No, this wasn’t the Iowa Writer’s Workshop and a classroom full of graduate level scribes. It was a bunch of middle-schoolers in a portable at Sequoia Elementary after school. 
The results, in a sense, were essentially the same. 
Clutched in Damewood’s hand Tuesday morning during an assembly at Sequoia Elementary held once every trimester to honor students for things like perfect attendance and honor roll was a hardcover book. It was clad in the dark orange and black of the school’s tiger mascot and full of the work of the students of her Great Valley Writing Project class. 
For six weeks a group of middle-school students wrote and rewrote and rewrote even more. Their collection of stories – ideas shaped through the writing experience – forever bound into a book that will be available for students to read at the Sequoia library. 
“It was a great experience it helped a lot with my writing,” said Sequoia student Diana Valencia. It improved a lot during that time there.
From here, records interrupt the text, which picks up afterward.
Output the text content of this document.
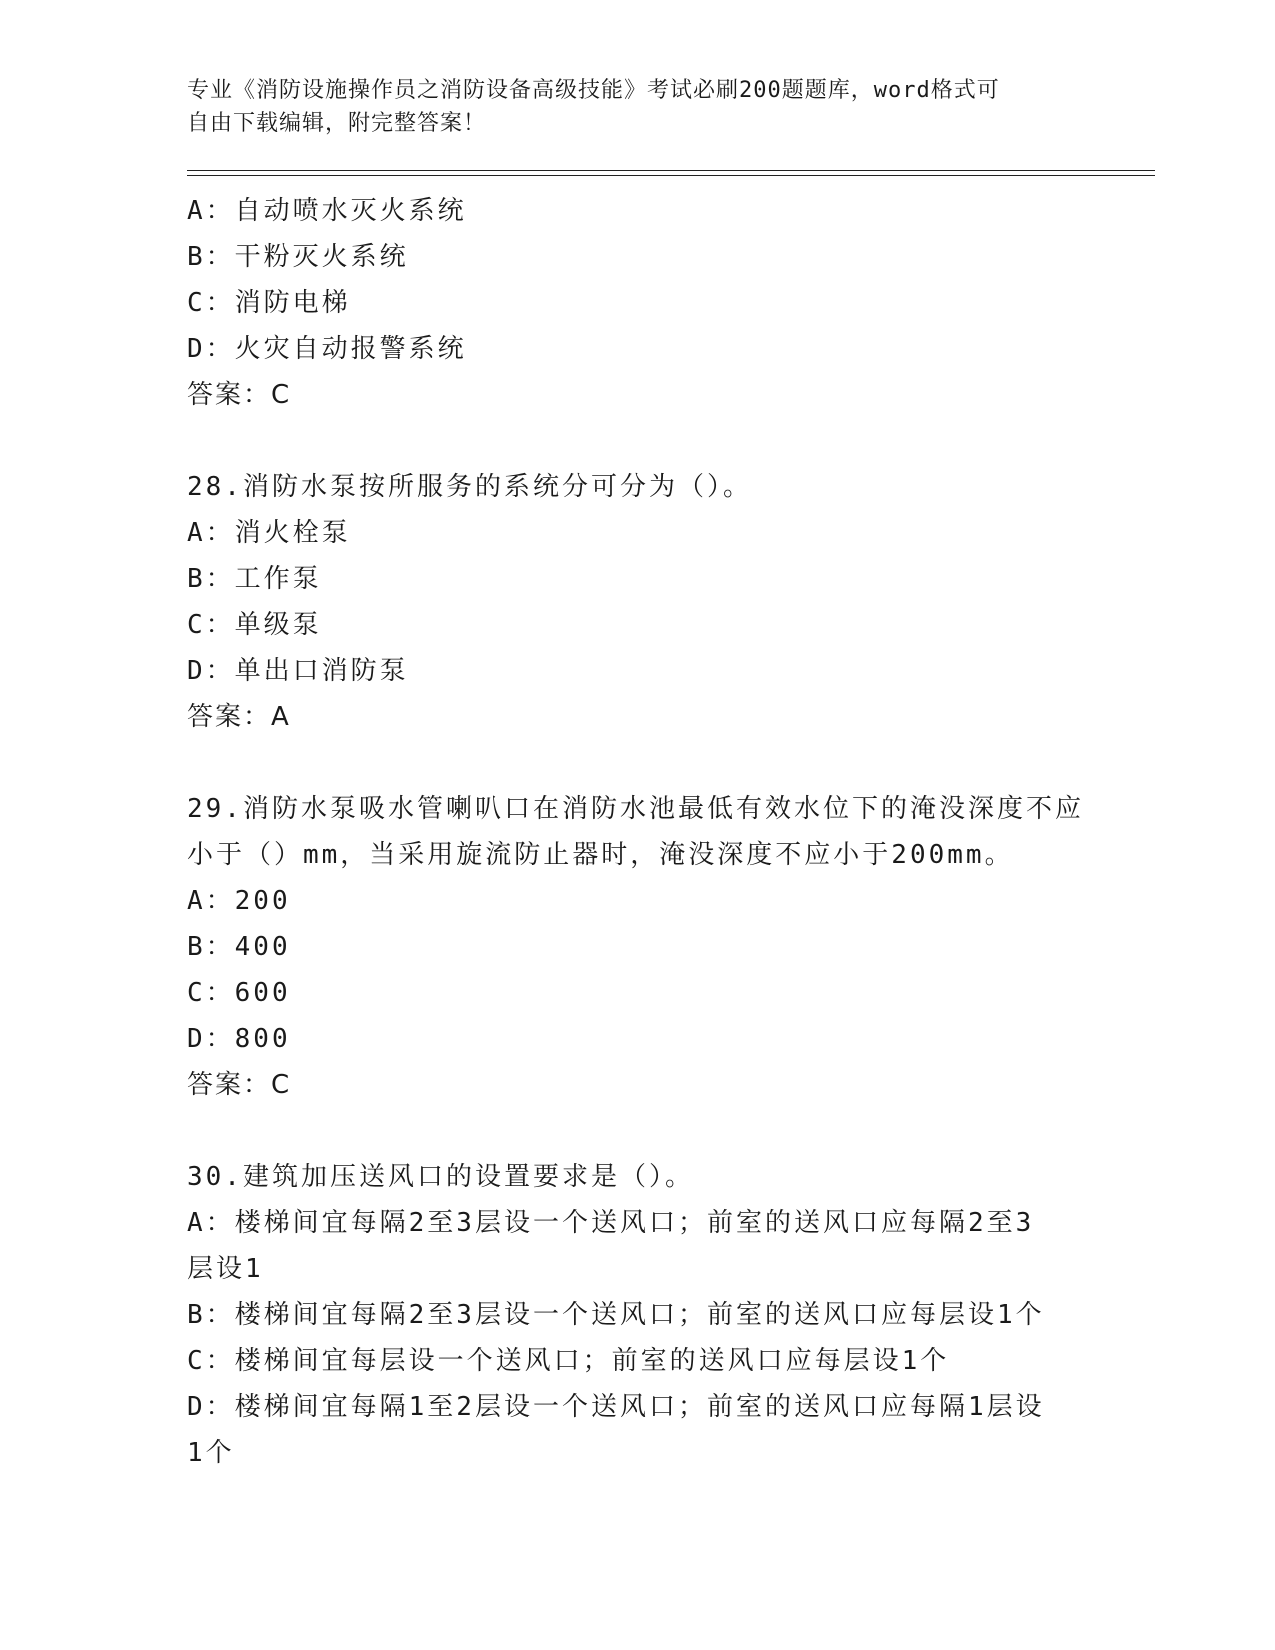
专业《消防设施操作员之消防设备高级技能》考试必刷200题题库，word格式可
自由下载编辑，附完整答案！
A：自动喷水灭火系统
B：干粉灭火系统
C：消防电梯
D：火灾自动报警系统
答案：C
28.消防水泵按所服务的系统分可分为（）。
A：消火栓泵
B：工作泵
C：单级泵
D：单出口消防泵
答案：A
29.消防水泵吸水管喇叭口在消防水池最低有效水位下的淹没深度不应
小于（）mm，当采用旋流防止器时，淹没深度不应小于200mm。
A：200
B：400
C：600
D：800
答案：C
30.建筑加压送风口的设置要求是（）。
A：楼梯间宜每隔2至3层设一个送风口；前室的送风口应每隔2至3
层设1
B：楼梯间宜每隔2至3层设一个送风口；前室的送风口应每层设1个
C：楼梯间宜每层设一个送风口；前室的送风口应每层设1个
D：楼梯间宜每隔1至2层设一个送风口；前室的送风口应每隔1层设
1个
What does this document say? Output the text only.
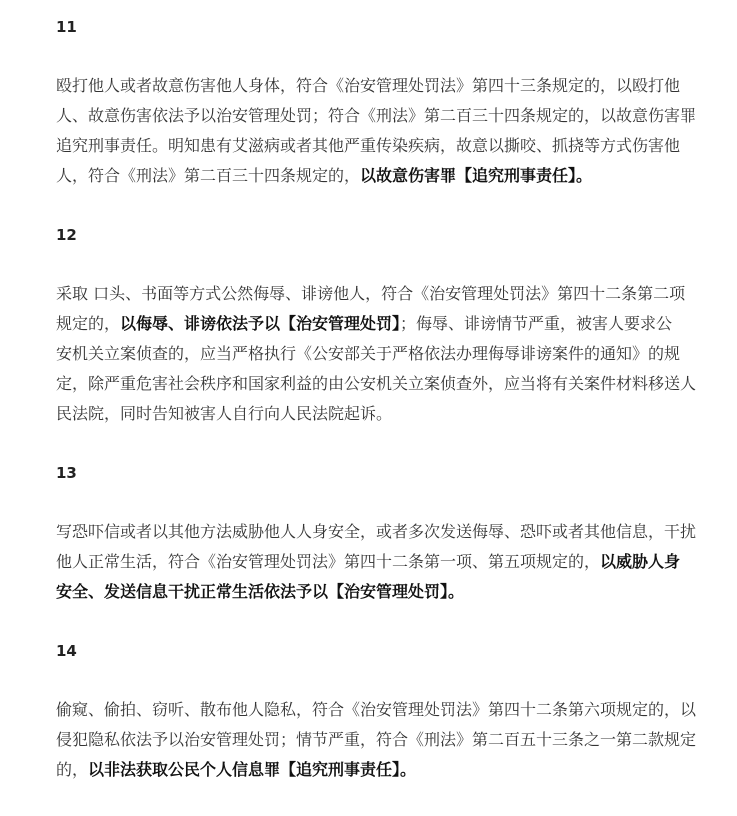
11
殴打他人或者故意伤害他人身体，符合《治安管理处罚法》第四十三条规定的，以殴打他
人、故意伤害依法予以治安管理处罚；符合《刑法》第二百三十四条规定的，以故意伤害罪
追究刑事责任。明知患有艾滋病或者其他严重传染疾病，故意以撕咬、抓挠等方式伤害他
人，符合《刑法》第二百三十四条规定的，以故意伤害罪【追究刑事责任】。
12
采取 口头、书面等方式公然侮辱、诽谤他人，符合《治安管理处罚法》第四十二条第二项
规定的，以侮辱、诽谤依法予以【治安管理处罚】；侮辱、诽谤情节严重，被害人要求公
安机关立案侦查的，应当严格执行《公安部关于严格依法办理侮辱诽谤案件的通知》的规
定，除严重危害社会秩序和国家利益的由公安机关立案侦查外，应当将有关案件材料移送人
民法院，同时告知被害人自行向人民法院起诉。
13
写恐吓信或者以其他方法威胁他人人身安全，或者多次发送侮辱、恐吓或者其他信息，干扰
他人正常生活，符合《治安管理处罚法》第四十二条第一项、第五项规定的，以威胁人身
安全、发送信息干扰正常生活依法予以【治安管理处罚】。
14
偷窥、偷拍、窃听、散布他人隐私，符合《治安管理处罚法》第四十二条第六项规定的，以
侵犯隐私依法予以治安管理处罚；情节严重，符合《刑法》第二百五十三条之一第二款规定
的，以非法获取公民个人信息罪【追究刑事责任】。
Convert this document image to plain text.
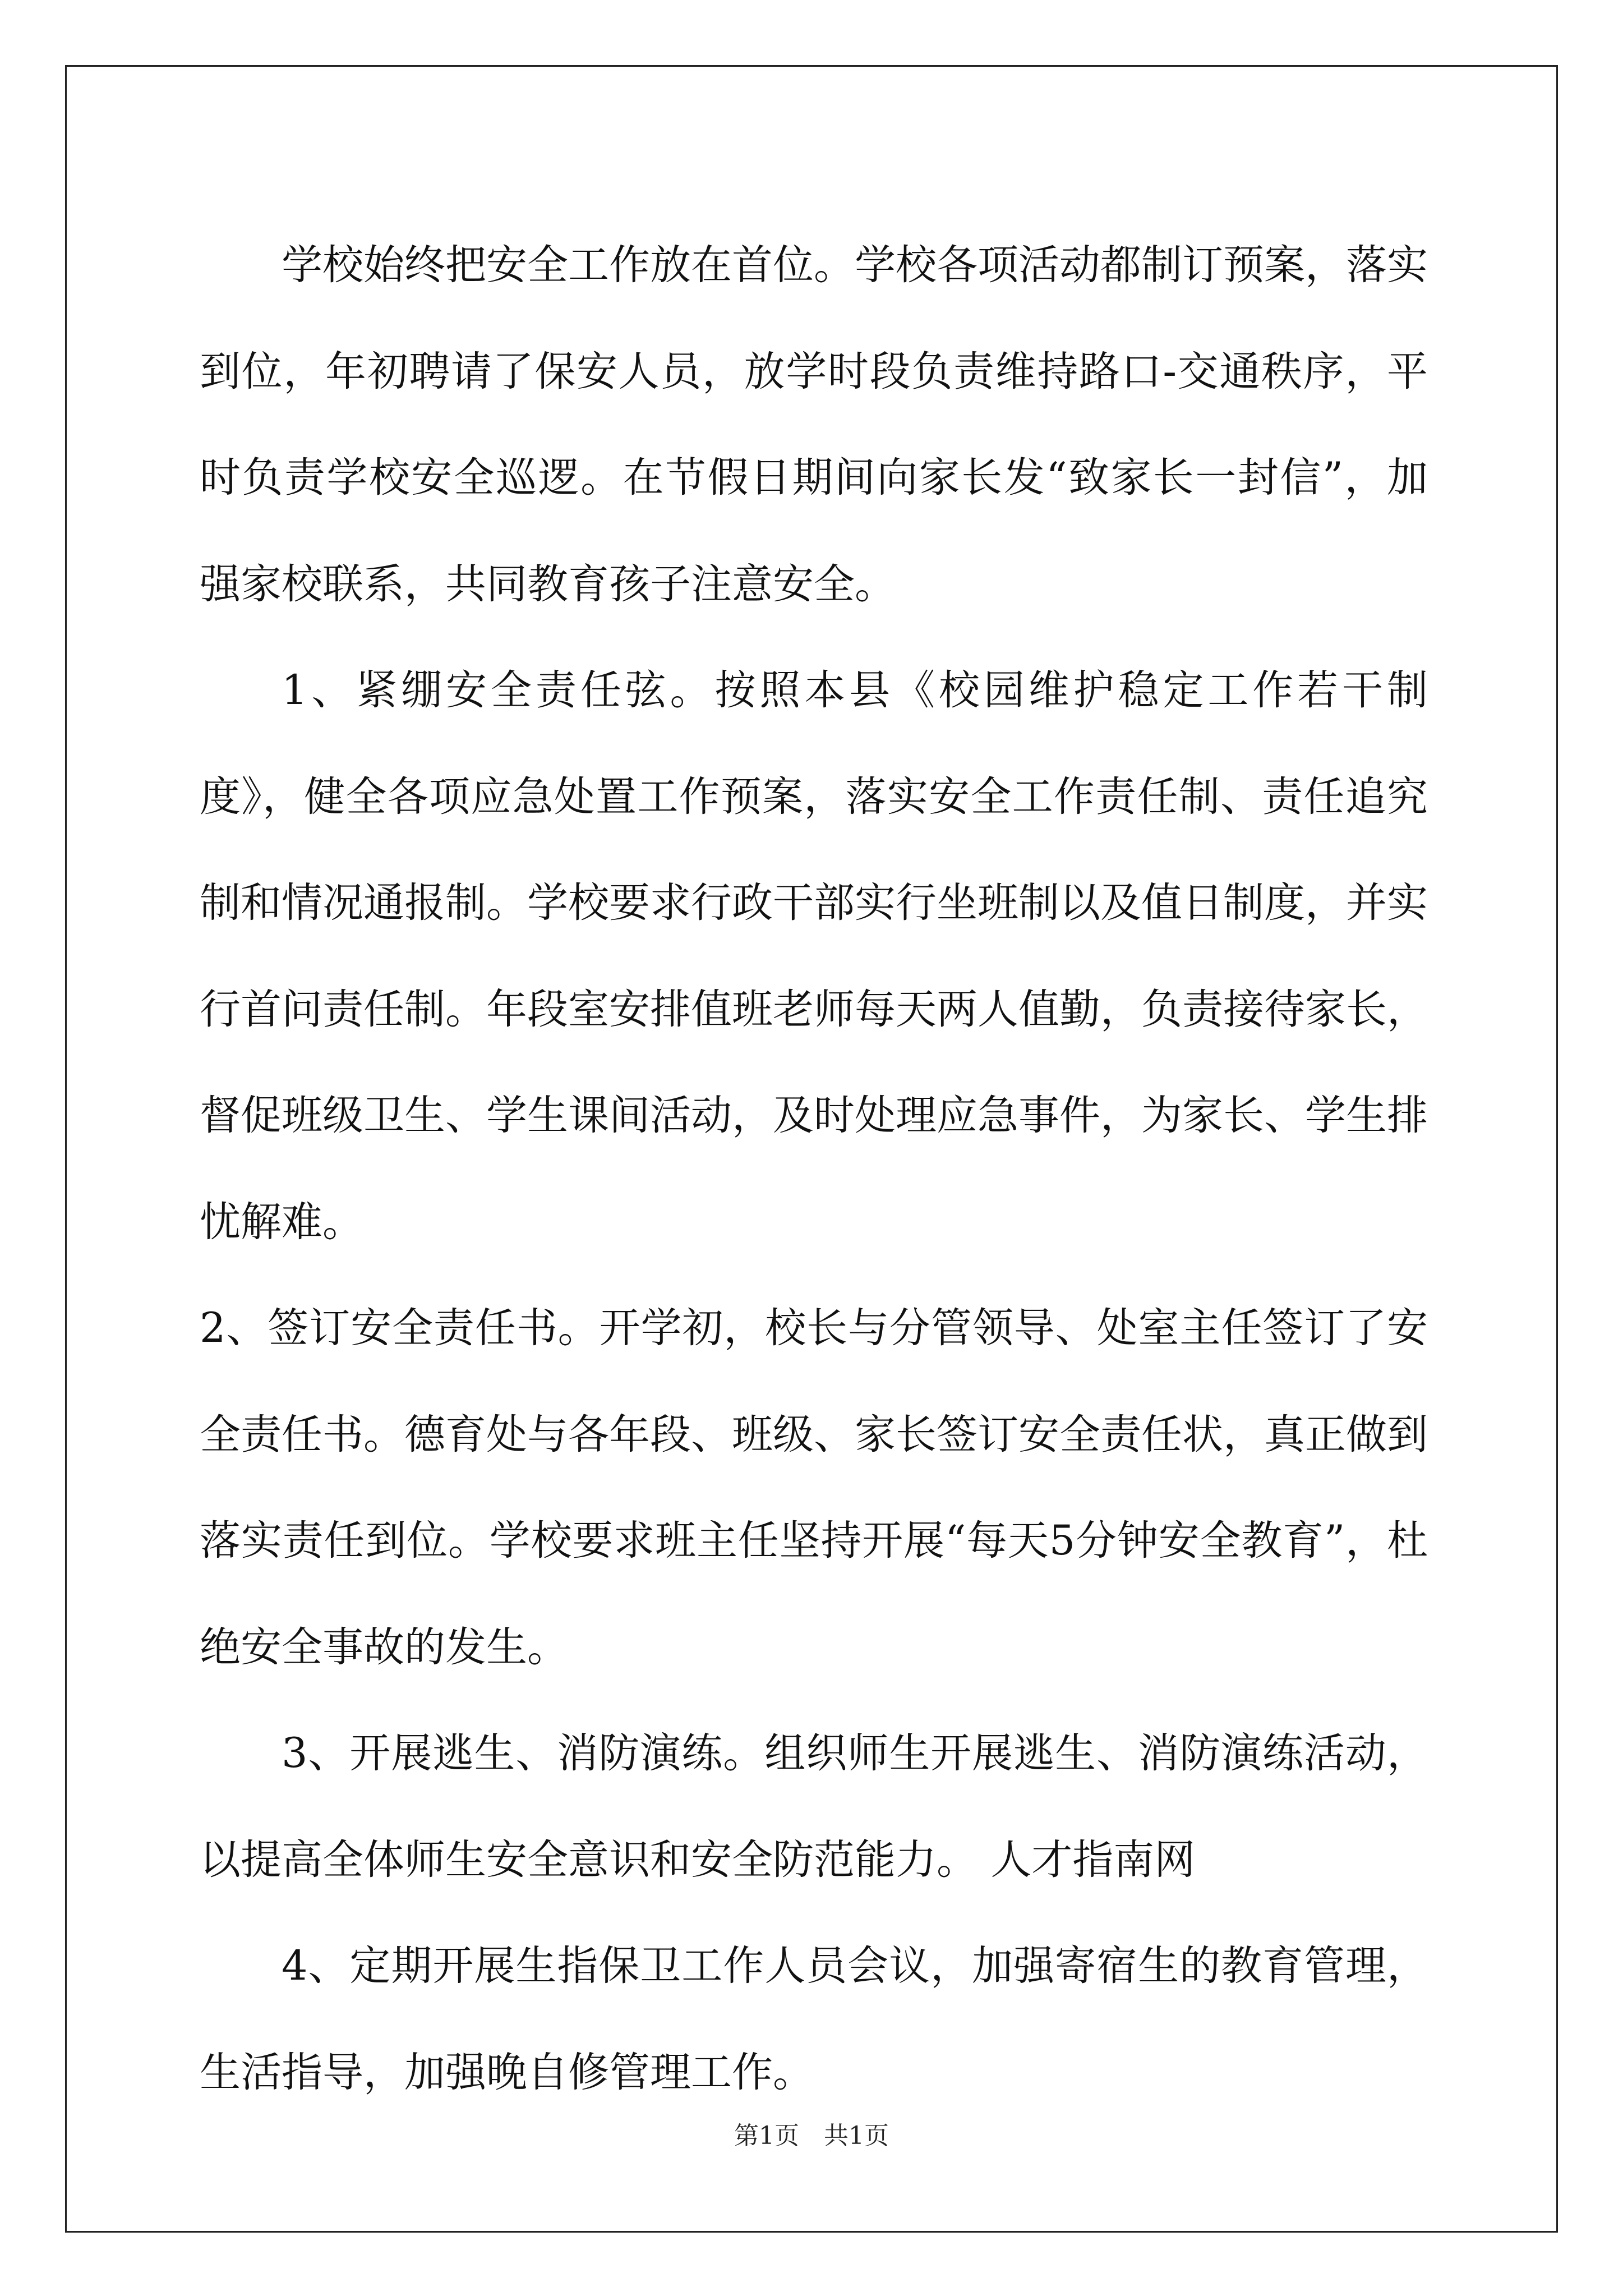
学校始终把安全工作放在首位。学校各项活动都制订预案，落实到位，年初聘请了保安人员，放学时段负责维持路口-交通秩序，平时负责学校安全巡逻。在节假日期间向家长发“致家长一封信”，加强家校联系，共同教育孩子注意安全。

1、紧绷安全责任弦。按照本县《校园维护稳定工作若干制度》，健全各项应急处置工作预案，落实安全工作责任制、责任追究制和情况通报制。学校要求行政干部实行坐班制以及值日制度，并实行首问责任制。年段室安排值班老师每天两人值勤，负责接待家长，督促班级卫生、学生课间活动，及时处理应急事件，为家长、学生排忧解难。

2、签订安全责任书。开学初，校长与分管领导、处室主任签订了安全责任书。德育处与各年段、班级、家长签订安全责任状，真正做到落实责任到位。学校要求班主任坚持开展“每天5分钟安全教育”，杜绝安全事故的发生。

3、开展逃生、消防演练。组织师生开展逃生、消防演练活动，以提高全体师生安全意识和安全防范能力。 人才指南网

4、定期开展生指保卫工作人员会议，加强寄宿生的教育管理，生活指导，加强晚自修管理工作。

第1页　共1页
At first I agreed to go not knowing what it was that we were going to be doing, but it turned out to be fun. 
“We wrote – a lot. But keeping on (doing it) made it better.”
Valencia was one of the students’ whose literature was featured in the book. 
Also featured was Serenity Fuentes, who also claimed the program – a non-profit that aims to improve the literary skills of the students that it reaches out to – helped polish her grammar and aid in turning once-dreaded essays into something that she can now handle. 
Like other longtime community after school programs, the Great Valley Writing Project relies on volunteers to help staff its sites throughout San Joaquin, Stanislaus and some foothill communities. 
That team spirit, Damewood said, comes out in the students when they’re working together to digest heavy material or offer criticism on another’s work. Two guys who might have been fighting before are now friends. 
“This wouldn’t work without the community of volunteers,” she said. “They encourage and establish a set of principles that helps everybody get the most of out of their writing – that’s exactly what a good teacher is supposed to do.”